В раннем творчестве писателя получает воплощение концепция
деиерархизированного мира, в котором снимаются традиционные аксиологические,
ценностные
оппозиции
(внешнее/внутреннее,
необходимое/случайное,
главное/второстепенное,
прекрасное/безобразное
и
т.д.).
Появление
децентрализованной модели мира объясняется тем, что Ремизов фактически
устраняет объективного повествователя и передает его функции случайному,
незаинтересованному, а нередко и постороннему наблюдателю или рассказчику, в
«непосредственном» сознании которого и отражается повышенная хаотичность
мира.
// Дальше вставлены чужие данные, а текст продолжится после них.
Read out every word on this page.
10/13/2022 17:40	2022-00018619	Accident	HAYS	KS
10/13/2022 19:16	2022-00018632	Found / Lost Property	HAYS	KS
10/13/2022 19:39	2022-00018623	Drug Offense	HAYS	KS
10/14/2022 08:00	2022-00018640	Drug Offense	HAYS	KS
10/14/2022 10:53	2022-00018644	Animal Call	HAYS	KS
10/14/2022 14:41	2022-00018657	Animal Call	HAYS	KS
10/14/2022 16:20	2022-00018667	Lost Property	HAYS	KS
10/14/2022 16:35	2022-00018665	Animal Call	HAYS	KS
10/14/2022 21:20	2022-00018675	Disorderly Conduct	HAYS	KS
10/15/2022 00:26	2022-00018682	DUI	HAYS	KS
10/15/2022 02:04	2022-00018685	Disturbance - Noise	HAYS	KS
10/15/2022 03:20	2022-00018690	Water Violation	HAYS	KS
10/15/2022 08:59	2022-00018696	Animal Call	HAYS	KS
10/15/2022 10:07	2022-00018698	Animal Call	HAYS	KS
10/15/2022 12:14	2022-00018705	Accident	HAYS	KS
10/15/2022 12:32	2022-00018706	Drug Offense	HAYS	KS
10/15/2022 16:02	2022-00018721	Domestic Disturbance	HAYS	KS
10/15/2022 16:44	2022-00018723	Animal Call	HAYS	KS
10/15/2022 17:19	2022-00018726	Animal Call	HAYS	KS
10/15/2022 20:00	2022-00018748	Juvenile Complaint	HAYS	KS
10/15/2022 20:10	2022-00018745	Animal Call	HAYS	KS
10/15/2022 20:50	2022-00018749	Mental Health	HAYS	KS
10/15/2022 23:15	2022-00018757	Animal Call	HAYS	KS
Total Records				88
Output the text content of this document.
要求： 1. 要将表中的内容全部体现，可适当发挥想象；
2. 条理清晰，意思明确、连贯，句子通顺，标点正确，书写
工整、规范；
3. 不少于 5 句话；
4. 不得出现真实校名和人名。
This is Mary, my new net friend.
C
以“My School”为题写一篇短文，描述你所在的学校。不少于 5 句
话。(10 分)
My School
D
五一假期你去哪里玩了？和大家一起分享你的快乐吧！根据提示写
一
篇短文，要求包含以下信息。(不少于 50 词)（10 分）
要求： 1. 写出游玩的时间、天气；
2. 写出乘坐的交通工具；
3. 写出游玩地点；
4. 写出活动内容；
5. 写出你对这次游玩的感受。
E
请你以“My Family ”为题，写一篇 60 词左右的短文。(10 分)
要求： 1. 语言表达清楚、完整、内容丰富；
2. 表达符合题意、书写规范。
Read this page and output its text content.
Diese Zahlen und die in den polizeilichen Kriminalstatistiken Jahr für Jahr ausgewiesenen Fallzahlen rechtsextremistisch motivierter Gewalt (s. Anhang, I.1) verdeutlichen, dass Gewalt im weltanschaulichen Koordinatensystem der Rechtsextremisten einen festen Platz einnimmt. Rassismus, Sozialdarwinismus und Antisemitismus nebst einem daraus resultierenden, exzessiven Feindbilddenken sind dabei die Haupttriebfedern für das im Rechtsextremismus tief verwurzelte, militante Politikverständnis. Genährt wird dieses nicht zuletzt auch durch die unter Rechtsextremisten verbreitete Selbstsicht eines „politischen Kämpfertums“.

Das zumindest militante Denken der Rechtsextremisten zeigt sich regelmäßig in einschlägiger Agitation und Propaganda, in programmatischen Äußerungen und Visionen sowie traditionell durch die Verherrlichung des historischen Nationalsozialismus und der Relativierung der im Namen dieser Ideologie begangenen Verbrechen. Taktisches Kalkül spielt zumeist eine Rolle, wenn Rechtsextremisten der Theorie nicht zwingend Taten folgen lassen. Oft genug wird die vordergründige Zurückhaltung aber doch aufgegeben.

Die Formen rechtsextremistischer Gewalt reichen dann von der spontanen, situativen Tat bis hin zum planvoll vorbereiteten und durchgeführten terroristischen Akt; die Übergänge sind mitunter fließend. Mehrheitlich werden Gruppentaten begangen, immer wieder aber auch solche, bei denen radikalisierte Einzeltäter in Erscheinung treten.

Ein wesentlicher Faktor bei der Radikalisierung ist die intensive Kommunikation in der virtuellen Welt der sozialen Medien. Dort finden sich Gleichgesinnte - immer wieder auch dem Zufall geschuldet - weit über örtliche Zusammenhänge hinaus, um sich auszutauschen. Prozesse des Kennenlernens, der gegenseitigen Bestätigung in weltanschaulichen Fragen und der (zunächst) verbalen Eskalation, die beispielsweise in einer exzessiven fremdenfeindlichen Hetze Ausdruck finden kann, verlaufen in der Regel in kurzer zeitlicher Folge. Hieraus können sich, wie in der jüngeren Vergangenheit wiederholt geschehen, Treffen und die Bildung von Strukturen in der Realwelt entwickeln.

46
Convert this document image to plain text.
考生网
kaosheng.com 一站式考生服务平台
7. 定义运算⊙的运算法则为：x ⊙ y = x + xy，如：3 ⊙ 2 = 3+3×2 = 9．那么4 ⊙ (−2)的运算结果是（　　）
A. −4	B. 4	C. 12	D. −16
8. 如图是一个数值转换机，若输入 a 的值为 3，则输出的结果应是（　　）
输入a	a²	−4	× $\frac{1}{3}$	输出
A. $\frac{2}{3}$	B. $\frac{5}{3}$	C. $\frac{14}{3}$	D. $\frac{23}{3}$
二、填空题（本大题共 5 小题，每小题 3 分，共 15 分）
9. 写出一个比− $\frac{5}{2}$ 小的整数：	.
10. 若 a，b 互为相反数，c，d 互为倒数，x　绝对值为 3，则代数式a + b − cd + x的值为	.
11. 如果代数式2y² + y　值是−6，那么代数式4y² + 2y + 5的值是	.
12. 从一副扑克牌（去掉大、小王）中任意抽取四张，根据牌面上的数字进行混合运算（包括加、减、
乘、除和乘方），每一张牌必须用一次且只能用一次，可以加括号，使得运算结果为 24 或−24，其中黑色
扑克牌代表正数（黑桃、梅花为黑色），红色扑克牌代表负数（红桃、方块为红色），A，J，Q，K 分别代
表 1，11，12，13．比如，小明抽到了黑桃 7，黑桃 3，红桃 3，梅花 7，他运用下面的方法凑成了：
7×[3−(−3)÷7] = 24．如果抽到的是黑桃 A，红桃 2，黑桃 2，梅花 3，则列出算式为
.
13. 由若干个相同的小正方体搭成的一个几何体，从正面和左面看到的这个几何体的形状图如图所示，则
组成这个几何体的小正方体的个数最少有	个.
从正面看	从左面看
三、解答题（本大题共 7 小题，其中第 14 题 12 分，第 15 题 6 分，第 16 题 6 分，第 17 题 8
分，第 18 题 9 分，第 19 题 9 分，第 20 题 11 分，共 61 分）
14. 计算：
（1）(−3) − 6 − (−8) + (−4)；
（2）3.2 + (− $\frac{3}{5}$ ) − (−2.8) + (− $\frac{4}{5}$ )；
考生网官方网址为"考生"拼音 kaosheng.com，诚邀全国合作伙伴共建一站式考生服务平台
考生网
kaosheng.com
Аналогичный процесс происходит в творчестве Г.Газданова и Г.Иванова, что
отражает общее для экзистенциального сознания представление об отсутствии
единого и прочного основания мира, порождающее ощущение непреодолимого
хаоса бытия.
Во втором параграфе «Обретение Дома как экзистенциальная проблема»
раскрывается взаимосвязь образа Дома в ранних рассказах Ремизова с
экзистенциальной концепцией человеческого существования.
Утрата человеком в художественном мире писателя Дома становится одним из
основных показателей экзистенциального мироощущения Ремизова. «Сквозные»
мотивы отсутствия, разрушения, потери дома в дореволюционных рассказах
Ремизова отражают идею «бездомности» (незащищенности, хрупкости
существования) как субстанциального статуса человека в мире. При этом
отсутствие социально-исторических причин утраты Дома в рассказах писателя
показывает, что эта проблема ставится автором как вопрос субстанциальный,
метафизический.
Одной из основных эмблем бесприютности, беззащитности человека в раннем
творчестве Ремизова становится «космический» холод, противопоставленный
недосягаемому для героя теплу. Холод приобретает всеобщий характер как
проявление неуютности мира, его враждебности.
Отсутствие Дома, означающее одновременно утрату ощущения гармоничности
бытия, заставляет героя возвращаться к воспоминаниям о нем, об утраченном
детстве, с которым связан мотив счастья и чувство целостности бытия и
благополучия жизни («Новый год», «Занофа», «Чертик», «Царевна Мымра»,
«Покровенная», «Часы» и др.). Так в сознании многих героев возникает проекция,
направленная на образ Дома, свидетельствующая о потере человеком
экзистенциальной «укрытости».
Показателем разрушения домашнего очага, целостности семьи во многих
рассказах Ремизова выступает безмолвие (тишина), которое приходит на смену
полнозвучию мира. Отсутствие (исчезновение) звуков, согласно мифопоэтической
трактовке, фиксирует момент сопряжения двух миров: посюстороннего и
потустороннего. Тишина выступает знаком проникновения инфернального начала в
жизнь героев, указывает на то, что жизнь человека в художественном мире писателя
управляется темными, бесовскими силами.
Во многих ранних рассказах писателя Дом становится частью Мира-тюрьмы,
обозначая окончательную утрату человеком «свободы», символизирующую
превращение Дома в дом-тюрьму, где «бессрочно» «заключен» герой («Чертик»,
«Занофа», «Покровенная» и др.). В этих случаях герой оказывается в ситуации
«подполья», из которого он не просто не способен выйти, но даже не испытывает
желания выходить. Однако в отличие от Ф.М.Достоевского, Ремизов, сближаясь с
«философией трагедии» Л.Шестова, утверждает, что выхода из Мира-тюрьмы для
человека не существует, так как для его героев навсегда оказалась потеряна надежда
), и они лишились, говоря словами философа, «покровительства земных законов».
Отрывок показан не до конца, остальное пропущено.